В громовой пещере главного жёлоба было сейчас пусто и очень тихо. Скрип щебня отдавался так гулко и дробно, что Чернаве то и дело мерещилось, будто за ними бредёт целая толпа. Не доходя до первой заставы, они пересекли жёлоб и оказались перед толстой дубовой дверью, врезанной прямо в каменную стену. Мураш достал хитрое бородчатое отмыкало и долго ковырялся им в пробое. За дверью обнаружился чёрный провал ещё одного отнорка, ведущего невесть куда. Миновав вслед за десятником два поворота, Чернава остановилась. Навстречу ей скудно сеялся прохладный дневной свет, столь непохожий на масляное жёлтое пламя греческих ламп. Стало быть, и впрямь наверх? Зачем?.. Ах да, Мураш сказал: ворожить… Кому?..
Мощёный плоскими камнями пол стал ступенчат, пошёл лесенкой, забирая всё круче вверх. Вскоре десятник и зажмурившаяся с отвычки раскладчица выбрались на ясный свет. Вокруг шевелила серебристой, как греческая денежка, листвой осиновая роща. За светло-серыми гнутыми стволами виднелись маковки и вислые крылечки высоких двупрясельных домов. Странное это селение скорее напоминало слободку древорезов, нежели деревеньку. Нигде ни единой чёрной избы, но и теремов златоверхих тоже не видать…
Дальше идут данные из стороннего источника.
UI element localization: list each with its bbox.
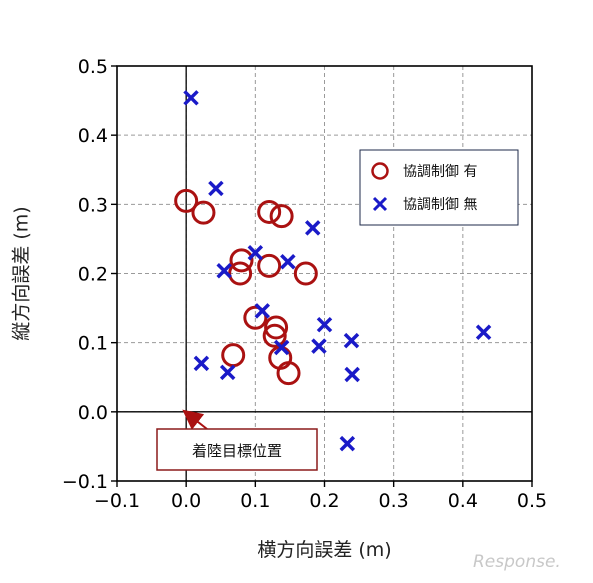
annotation-arrow	[182, 409, 208, 430]
legend: 協調制御 有 協調制御 無	[359, 149, 519, 226]
point-with-coop	[228, 261, 253, 286]
watermark: Response.	[473, 552, 561, 572]
point-with-coop	[257, 199, 282, 224]
point-without-coop	[343, 332, 360, 349]
y-tick-label: 0.4	[78, 125, 108, 147]
point-with-coop	[229, 248, 254, 273]
x-tick-label: −0.1	[94, 490, 140, 512]
point-without-coop	[339, 435, 356, 452]
axis-ticks	[111, 65, 533, 487]
x-tick-label: 0.0	[171, 490, 201, 512]
point-with-coop	[264, 315, 289, 340]
x-tick-label: 0.5	[517, 490, 547, 512]
x-tick-label: 0.3	[379, 490, 409, 512]
x-axis-label: 横方向誤差 (m)	[257, 539, 391, 561]
y-tick-label: −0.1	[62, 471, 108, 493]
point-without-coop	[247, 245, 264, 261]
grid-lines	[117, 66, 532, 481]
point-without-coop	[305, 220, 321, 236]
data-points	[174, 90, 492, 452]
point-without-coop	[273, 339, 290, 356]
point-with-coop	[276, 361, 301, 386]
point-without-coop	[344, 366, 360, 383]
point-without-coop	[208, 180, 224, 197]
point-with-coop	[174, 188, 199, 213]
x-tick-label: 0.4	[448, 490, 478, 512]
point-with-coop	[269, 204, 294, 229]
legend-entry-without-coop: 協調制御 無	[403, 197, 477, 213]
point-without-coop	[254, 303, 270, 319]
y-tick-labels: −0.1 0.0 0.1 0.2 0.3 0.4 0.5	[62, 56, 108, 493]
point-with-coop	[257, 253, 282, 278]
point-without-coop	[219, 364, 236, 381]
legend-circle-marker	[371, 162, 389, 180]
point-with-coop	[243, 305, 268, 330]
point-with-coop	[262, 323, 287, 348]
annotation-text: 着陸目標位置	[192, 442, 282, 460]
point-without-coop	[216, 262, 232, 279]
x-tick-labels: −0.1 0.0 0.1 0.2 0.3 0.4 0.5	[94, 490, 547, 512]
y-tick-label: 0.5	[78, 56, 108, 78]
point-without-coop	[311, 338, 327, 354]
y-axis-label: 縦方向誤差 (m)	[11, 206, 33, 340]
point-without-coop	[280, 254, 296, 270]
x-tick-label: 0.2	[309, 490, 339, 512]
legend-x-marker	[372, 196, 388, 212]
y-tick-label: 0.1	[78, 333, 108, 355]
y-tick-label: 0.0	[78, 402, 108, 424]
point-without-coop	[475, 324, 492, 341]
point-with-coop	[221, 343, 246, 368]
point-with-coop	[191, 200, 216, 225]
point-without-coop	[316, 316, 333, 333]
legend-box	[359, 149, 519, 226]
point-without-coop	[183, 90, 199, 106]
y-tick-label: 0.2	[78, 264, 108, 286]
point-with-coop	[293, 261, 318, 286]
legend-entry-with-coop: 協調制御 有	[403, 164, 477, 180]
y-tick-label: 0.3	[78, 194, 108, 216]
point-without-coop	[193, 355, 210, 372]
x-tick-label: 0.1	[240, 490, 270, 512]
landing-target-annotation: 着陸目標位置	[156, 409, 318, 471]
annotation-box	[156, 428, 318, 471]
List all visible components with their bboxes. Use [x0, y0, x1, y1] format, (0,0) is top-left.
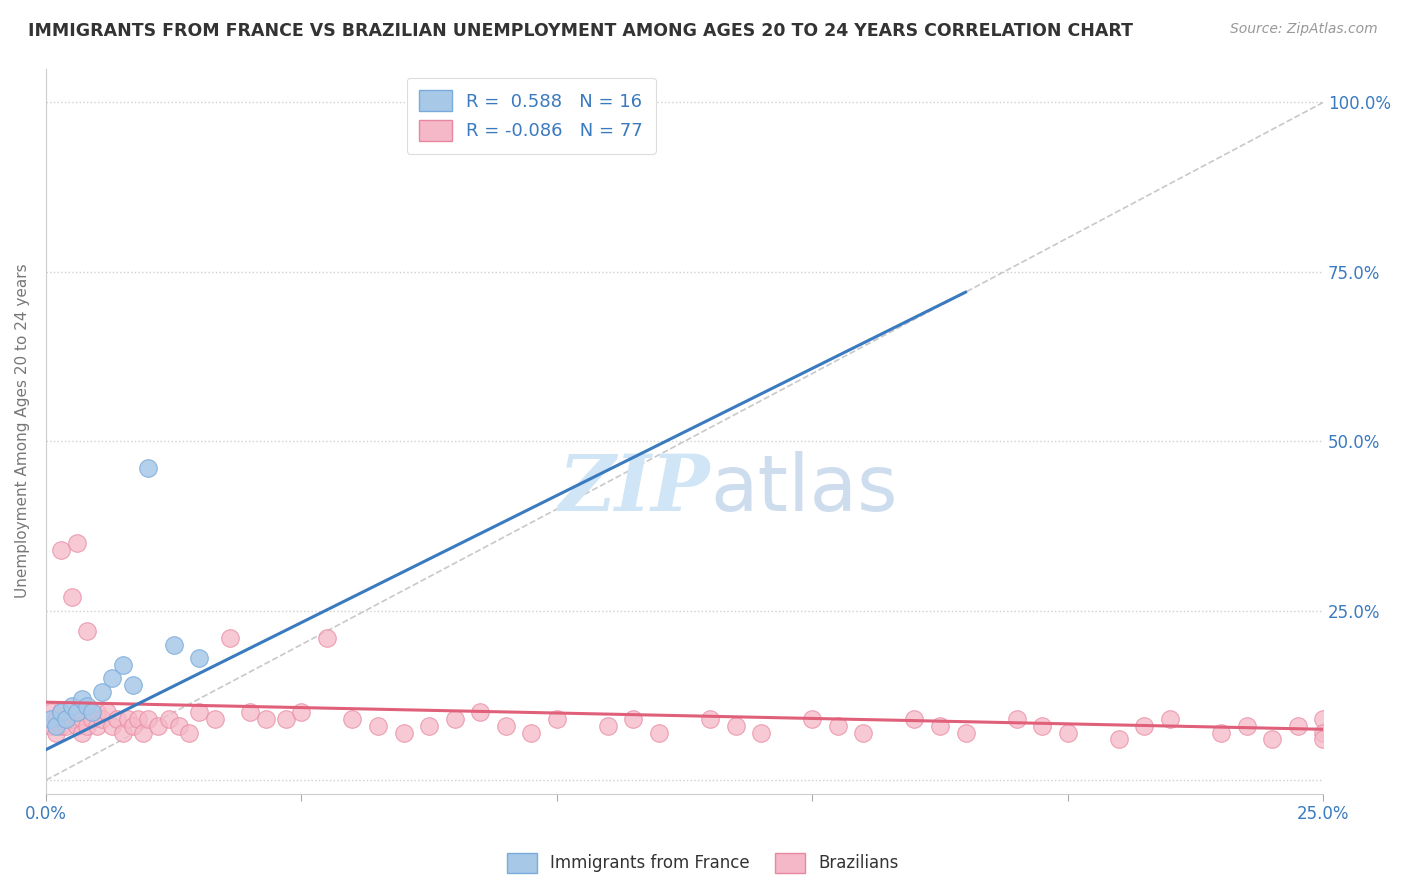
- Point: [955, 725, 977, 739]
- Point: [111, 657, 134, 672]
- Point: [51, 706, 73, 720]
- Y-axis label: Unemployment Among Ages 20 to 24 years: Unemployment Among Ages 20 to 24 years: [15, 264, 30, 599]
- Point: [342, 712, 364, 726]
- Point: [827, 719, 849, 733]
- Point: [101, 719, 124, 733]
- Point: [903, 712, 925, 726]
- Point: [91, 712, 114, 726]
- Point: [520, 725, 543, 739]
- Point: [1312, 732, 1334, 747]
- Point: [39, 712, 62, 726]
- Point: [274, 712, 297, 726]
- Point: [1108, 732, 1130, 747]
- Point: [70, 725, 93, 739]
- Point: [111, 725, 134, 739]
- Text: Source: ZipAtlas.com: Source: ZipAtlas.com: [1230, 22, 1378, 37]
- Point: [1005, 712, 1028, 726]
- Point: [418, 719, 440, 733]
- Legend: Immigrants from France, Brazilians: Immigrants from France, Brazilians: [501, 847, 905, 880]
- Point: [648, 725, 671, 739]
- Text: atlas: atlas: [710, 451, 897, 527]
- Point: [443, 712, 465, 726]
- Text: ZIP: ZIP: [558, 450, 710, 527]
- Point: [55, 712, 77, 726]
- Point: [60, 712, 83, 726]
- Point: [132, 725, 155, 739]
- Point: [1236, 719, 1258, 733]
- Point: [1056, 725, 1078, 739]
- Point: [39, 719, 62, 733]
- Text: IMMIGRANTS FROM FRANCE VS BRAZILIAN UNEMPLOYMENT AMONG AGES 20 TO 24 YEARS CORRE: IMMIGRANTS FROM FRANCE VS BRAZILIAN UNEM…: [28, 22, 1133, 40]
- Point: [121, 678, 143, 692]
- Point: [70, 712, 93, 726]
- Point: [1312, 725, 1334, 739]
- Point: [254, 712, 277, 726]
- Point: [45, 712, 67, 726]
- Point: [1209, 725, 1232, 739]
- Point: [136, 461, 159, 475]
- Point: [1312, 712, 1334, 726]
- Point: [45, 719, 67, 733]
- Point: [39, 706, 62, 720]
- Point: [60, 590, 83, 604]
- Point: [86, 719, 108, 733]
- Point: [1286, 719, 1309, 733]
- Point: [470, 706, 492, 720]
- Point: [76, 698, 98, 713]
- Point: [596, 719, 619, 733]
- Point: [55, 719, 77, 733]
- Point: [65, 536, 87, 550]
- Point: [86, 706, 108, 720]
- Point: [1261, 732, 1284, 747]
- Point: [219, 631, 242, 645]
- Point: [1159, 712, 1181, 726]
- Point: [121, 719, 143, 733]
- Point: [51, 706, 73, 720]
- Point: [80, 712, 103, 726]
- Point: [495, 719, 517, 733]
- Point: [724, 719, 747, 733]
- Point: [76, 624, 98, 638]
- Point: [852, 725, 875, 739]
- Point: [107, 712, 129, 726]
- Point: [367, 719, 389, 733]
- Point: [546, 712, 568, 726]
- Point: [65, 706, 87, 720]
- Point: [65, 719, 87, 733]
- Point: [1031, 719, 1053, 733]
- Point: [623, 712, 645, 726]
- Point: [96, 706, 118, 720]
- Point: [316, 631, 339, 645]
- Point: [929, 719, 952, 733]
- Point: [45, 725, 67, 739]
- Point: [1133, 719, 1156, 733]
- Point: [136, 712, 159, 726]
- Point: [239, 706, 262, 720]
- Point: [163, 638, 186, 652]
- Point: [117, 712, 139, 726]
- Point: [70, 691, 93, 706]
- Legend: R =  0.588   N = 16, R = -0.086   N = 77: R = 0.588 N = 16, R = -0.086 N = 77: [406, 78, 655, 153]
- Point: [91, 685, 114, 699]
- Point: [60, 698, 83, 713]
- Point: [749, 725, 772, 739]
- Point: [76, 719, 98, 733]
- Point: [188, 706, 211, 720]
- Point: [80, 706, 103, 720]
- Point: [148, 719, 170, 733]
- Point: [177, 725, 200, 739]
- Point: [801, 712, 824, 726]
- Point: [101, 672, 124, 686]
- Point: [127, 712, 149, 726]
- Point: [699, 712, 721, 726]
- Point: [204, 712, 226, 726]
- Point: [55, 712, 77, 726]
- Point: [51, 542, 73, 557]
- Point: [188, 651, 211, 665]
- Point: [167, 719, 190, 733]
- Point: [392, 725, 415, 739]
- Point: [157, 712, 180, 726]
- Point: [51, 719, 73, 733]
- Point: [290, 706, 312, 720]
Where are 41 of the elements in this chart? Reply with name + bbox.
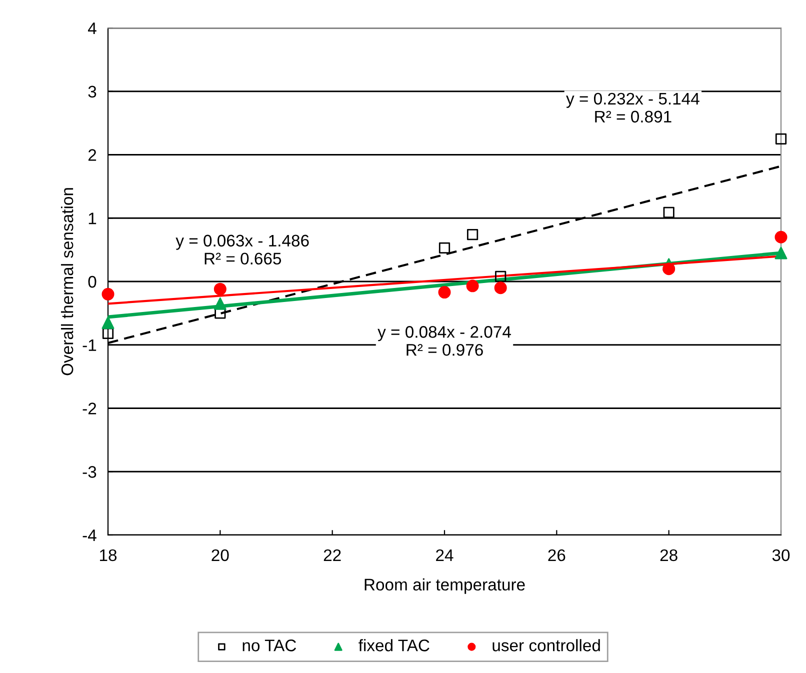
x-axis-title: Room air temperature xyxy=(364,578,525,594)
point xyxy=(438,242,450,254)
point xyxy=(214,282,226,296)
point xyxy=(774,230,788,244)
point xyxy=(494,282,507,294)
point xyxy=(495,270,506,282)
point xyxy=(466,280,479,292)
y-tick-label: -3 xyxy=(82,466,96,478)
x-tick-label: 24 xyxy=(436,549,454,561)
point xyxy=(775,133,787,144)
x-tick-label: 30 xyxy=(772,549,790,562)
y-tick-label: -2 xyxy=(82,402,96,414)
x-tick-label: 20 xyxy=(212,549,229,562)
point xyxy=(102,328,114,340)
y-tick-label: 0 xyxy=(88,276,96,288)
point xyxy=(438,286,451,299)
x-tick-label: 26 xyxy=(548,549,566,562)
point xyxy=(774,246,788,260)
y-tick-label: 2 xyxy=(88,149,96,161)
legend-label: no TAC xyxy=(242,640,296,652)
y-tick-label: 1 xyxy=(88,212,96,224)
point xyxy=(466,229,478,240)
point xyxy=(214,308,226,319)
legend-label: user controlled xyxy=(492,639,600,652)
x-tick-label: 22 xyxy=(324,549,341,561)
y-tick-label: -4 xyxy=(82,530,96,542)
x-tick-label: 18 xyxy=(100,549,117,562)
annotation: y = 0.063x - 1.486 R² = 0.665 xyxy=(176,234,309,265)
y-tick-label: 3 xyxy=(88,86,96,98)
y-tick-label: -1 xyxy=(82,339,96,351)
x-tick-label: 28 xyxy=(660,549,678,562)
point xyxy=(662,262,676,276)
y-tick-label: 4 xyxy=(88,22,96,34)
annotation: y = 0.084x - 2.074 R² = 0.976 xyxy=(378,326,511,356)
y-axis-title: Overall thermal sensation xyxy=(60,188,74,376)
annotation: y = 0.232x - 5.144 R² = 0.891 xyxy=(566,92,700,123)
point xyxy=(214,297,226,310)
point xyxy=(663,206,674,218)
point xyxy=(102,316,114,329)
point xyxy=(102,288,114,300)
legend-label: fixed TAC xyxy=(358,639,430,652)
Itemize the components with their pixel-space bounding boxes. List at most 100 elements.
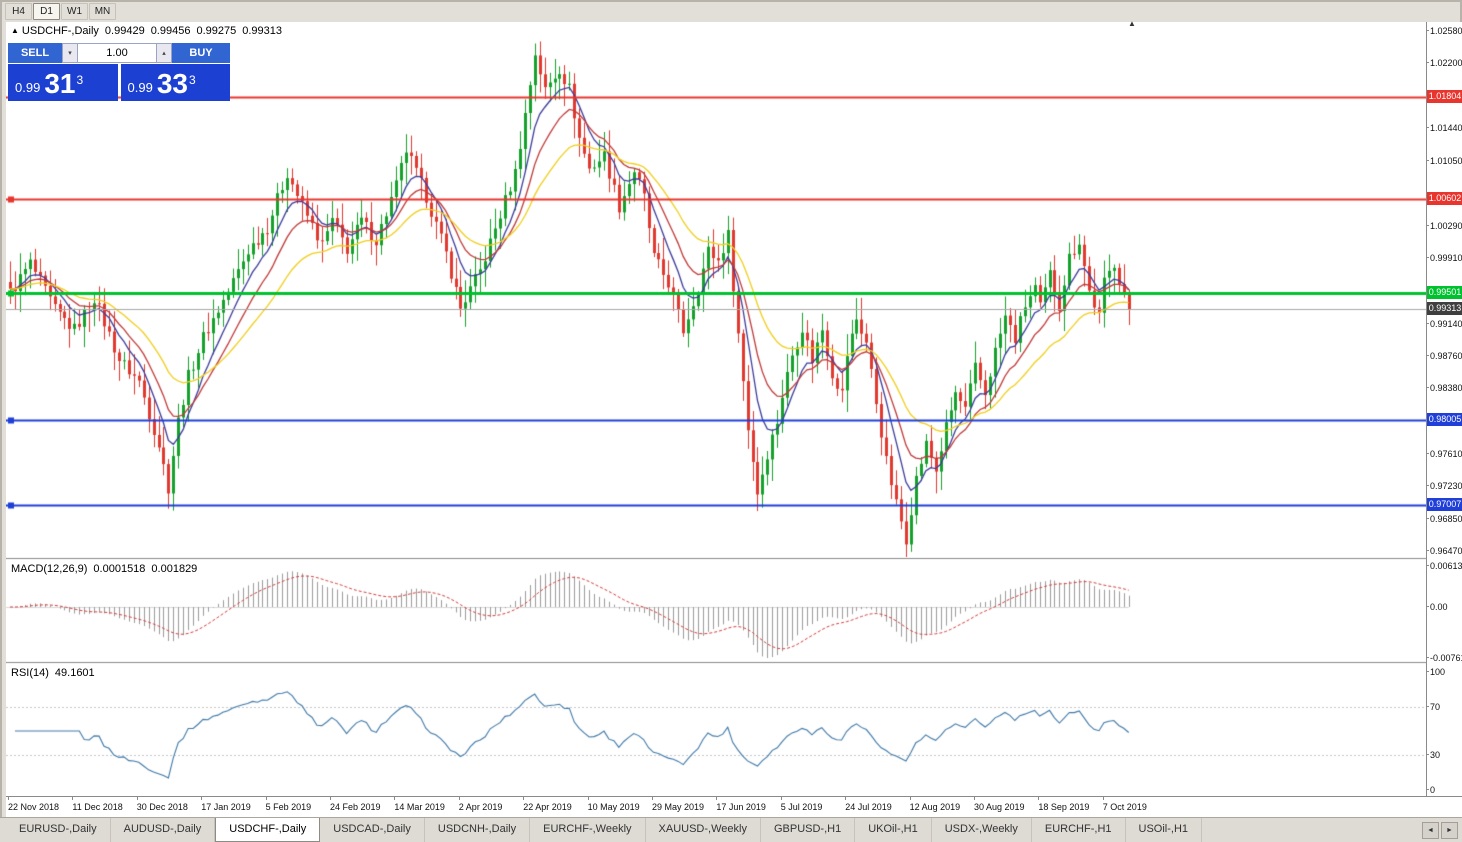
price-level-badge: 0.98005 [1427, 413, 1462, 427]
macd-value-signal: 0.001829 [151, 563, 198, 575]
chart-tab[interactable]: UKOil-,H1 [855, 818, 932, 842]
chart-tab[interactable]: GBPUSD-,H1 [761, 818, 856, 842]
rsi-axis-label: 70 [1426, 702, 1441, 713]
date-axis: 22 Nov 2018 11 Dec 2018 30 Dec 2018 17 Jan … [6, 796, 1462, 817]
date-label: 17 Jun 2019 [716, 797, 766, 812]
date-label: 24 Jul 2019 [845, 797, 892, 812]
macd-value-main: 0.0001518 [93, 563, 146, 575]
chart-symbol-header: ▲ USDCHF-,Daily 0.99429 0.99456 0.99275 0.993… [11, 25, 282, 37]
timeframe-button[interactable]: D1 [33, 2, 60, 20]
date-label: 10 May 2019 [587, 797, 640, 812]
chart-tab[interactable]: AUDUSD-,Daily [111, 818, 216, 842]
tab-scroll-controls: ◄ ► [1422, 818, 1462, 842]
sell-button[interactable]: SELL [8, 43, 62, 63]
ohlc-open-value: 0.99429 [104, 25, 145, 37]
chart-plot-area: ▲ USDCHF-,Daily 0.99429 0.99456 0.99275 0.993… [6, 19, 1426, 796]
price-axis-tick: 1.02200 [1427, 58, 1462, 69]
date-label: 12 Aug 2019 [909, 797, 961, 812]
chart-symbol-label: USDCHF-,Daily [21, 25, 99, 37]
current-price-badge: 0.99313 [1427, 302, 1462, 316]
rsi-indicator-label: RSI(14) 49.1601 [11, 667, 95, 679]
bid-price-big: 31 [44, 68, 76, 99]
date-label: 17 Jan 2019 [201, 797, 251, 812]
chart-tab[interactable]: USDCHF-,Daily [215, 818, 321, 842]
macd-axis-label: 0.00 [1427, 602, 1448, 612]
price-axis-tick: 0.96850 [1427, 513, 1462, 524]
rsi-value: 49.1601 [54, 667, 95, 679]
price-axis-tick: 1.00290 [1427, 220, 1462, 231]
chart-tab[interactable]: XAUUSD-,Weekly [646, 818, 761, 842]
ohlc-close-value: 0.99313 [242, 25, 282, 37]
price-axis-tick: 0.98380 [1427, 383, 1462, 394]
price-axis-tick: 0.99140 [1427, 318, 1462, 329]
tab-scroll-left-button[interactable]: ◄ [1422, 821, 1439, 839]
volume-down-button[interactable]: ▾ [62, 43, 78, 63]
date-label: 5 Feb 2019 [265, 797, 312, 812]
rsi-axis-label: 100 [1426, 667, 1446, 677]
date-label: 24 Feb 2019 [330, 797, 381, 812]
timeframe-button[interactable]: MN [89, 2, 116, 20]
price-axis-tick: 0.97610 [1427, 449, 1462, 460]
date-label: 22 Nov 2018 [8, 797, 60, 812]
timeframe-toolbar: H4 D1 W1 MN [5, 2, 117, 20]
date-label: 2 Apr 2019 [458, 797, 503, 812]
price-axis-tick: 0.96470 [1427, 546, 1462, 557]
timeframe-button[interactable]: H4 [5, 2, 32, 20]
ohlc-high-value: 0.99456 [150, 25, 191, 37]
chart-tab[interactable]: USDCAD-,Daily [320, 818, 425, 842]
tab-scroll-right-button[interactable]: ► [1441, 821, 1458, 839]
volume-input[interactable] [78, 43, 156, 63]
date-label: 5 Jul 2019 [780, 797, 823, 812]
symbol-marker-icon: ▲ [11, 26, 19, 35]
macd-axis-label: 0.00613 [1427, 560, 1462, 571]
date-label: 14 Mar 2019 [394, 797, 445, 812]
trade-controls-row: SELL ▾ ▴ BUY [8, 43, 230, 63]
price-level-badge: 0.99501 [1427, 286, 1462, 300]
price-axis: 1.02580 1.02200 1.01440 1.01050 1.00290 0.999… [1426, 22, 1462, 796]
chart-tab[interactable]: EURCHF-,Weekly [530, 818, 646, 842]
date-label: 7 Oct 2019 [1102, 797, 1147, 812]
price-axis-tick: 1.01440 [1427, 123, 1462, 134]
date-label: 18 Sep 2019 [1038, 797, 1090, 812]
price-axis-tick: 0.99910 [1427, 253, 1462, 264]
timeframe-button[interactable]: W1 [61, 2, 88, 20]
bid-price-display[interactable]: 0.99 31 3 [8, 64, 118, 101]
date-label: 22 Apr 2019 [523, 797, 572, 812]
date-label: 29 May 2019 [652, 797, 705, 812]
ask-price-sup: 3 [188, 73, 196, 87]
price-axis-tick: 0.98760 [1427, 351, 1462, 362]
buy-button[interactable]: BUY [172, 43, 230, 63]
chart-tab[interactable]: USDCNH-,Daily [425, 818, 531, 842]
chart-shift-marker-icon: ▲ [1128, 19, 1136, 28]
price-level-badge: 0.97007 [1427, 498, 1462, 512]
date-label: 30 Aug 2019 [974, 797, 1025, 812]
rsi-name: RSI(14) [11, 667, 49, 679]
bid-price-sup: 3 [76, 73, 84, 87]
rsi-axis-label: 0 [1426, 785, 1436, 795]
price-axis-tick: 0.97230 [1427, 481, 1462, 492]
chart-tab[interactable]: EURUSD-,Daily [6, 818, 111, 842]
date-label: 30 Dec 2018 [136, 797, 188, 812]
chart-tab[interactable]: USOil-,H1 [1126, 818, 1203, 842]
ask-price-display[interactable]: 0.99 33 3 [120, 64, 230, 101]
macd-name: MACD(12,26,9) [11, 563, 88, 575]
volume-up-button[interactable]: ▴ [156, 43, 172, 63]
date-label: 11 Dec 2018 [72, 797, 123, 812]
chart-tab-bar: EURUSD-,Daily AUDUSD-,Daily USDCHF-,Daily U… [0, 817, 1462, 842]
price-axis-tick: 1.02580 [1427, 26, 1462, 37]
macd-indicator-label: MACD(12,26,9) 0.0001518 0.001829 [11, 563, 197, 575]
ask-price-big: 33 [156, 68, 188, 99]
bid-ask-row: 0.99 31 3 0.99 33 3 [8, 64, 230, 101]
price-axis-tick: 1.01050 [1427, 156, 1462, 167]
bid-price-prefix: 0.99 [15, 80, 41, 95]
ohlc-low-value: 0.99275 [196, 25, 237, 37]
chart-canvas[interactable] [6, 22, 1426, 796]
rsi-axis-label: 30 [1426, 749, 1441, 760]
chart-tab[interactable]: EURCHF-,H1 [1032, 818, 1126, 842]
ask-price-prefix: 0.99 [127, 80, 153, 95]
price-level-badge: 1.01804 [1427, 90, 1462, 104]
chart-tab[interactable]: USDX-,Weekly [932, 818, 1032, 842]
macd-axis-label: -0.00761 [1427, 653, 1462, 663]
— Что это? — спросила озадаченная Чернава, когда глазыньки притерпелись к сиянью дня.
— Навьи Кущи, — отозвался Мураш. — Слыхала, небось?..
Вестимо, слыхала. Чистые души после смерти возносятся в Правь, нечистые низвергаются в Навь, а те, что творили при жизни и добро, и зло, пребывают в Навьих Кущах, пока не очистятся окончательно…
— Сотники тут живут с семьями, — пояснил Мураш. — Розмысл опять же… Хотя он наверх ходит редко, у него и под землёй забот — полон рот. А вот жена его Перенега вниз даже и не заглядывает. Вон, видишь, кровля кокошником изноровлена и гребни на ней прорезные?.. Завида Хотеныча хоромы…
Чернава спохватилась и погасила лампу. Дивным селением показались ей Навьи Кущи. Маленькие дворики, обведённые вместо глухих надёжных стен сквозными точёными оградами, узорные воротца… Видно было, что люд здешний живёт без опаски, не страшась ни разбоя, ни погрома.
Сладко защемило под сердцем, до того вдруг захотелось бывшей погорелице взять да и поселиться навсегда в приветливых этих местах. Именно о таком житье, мирном, чистом и беззаботном, мечтала она с детства.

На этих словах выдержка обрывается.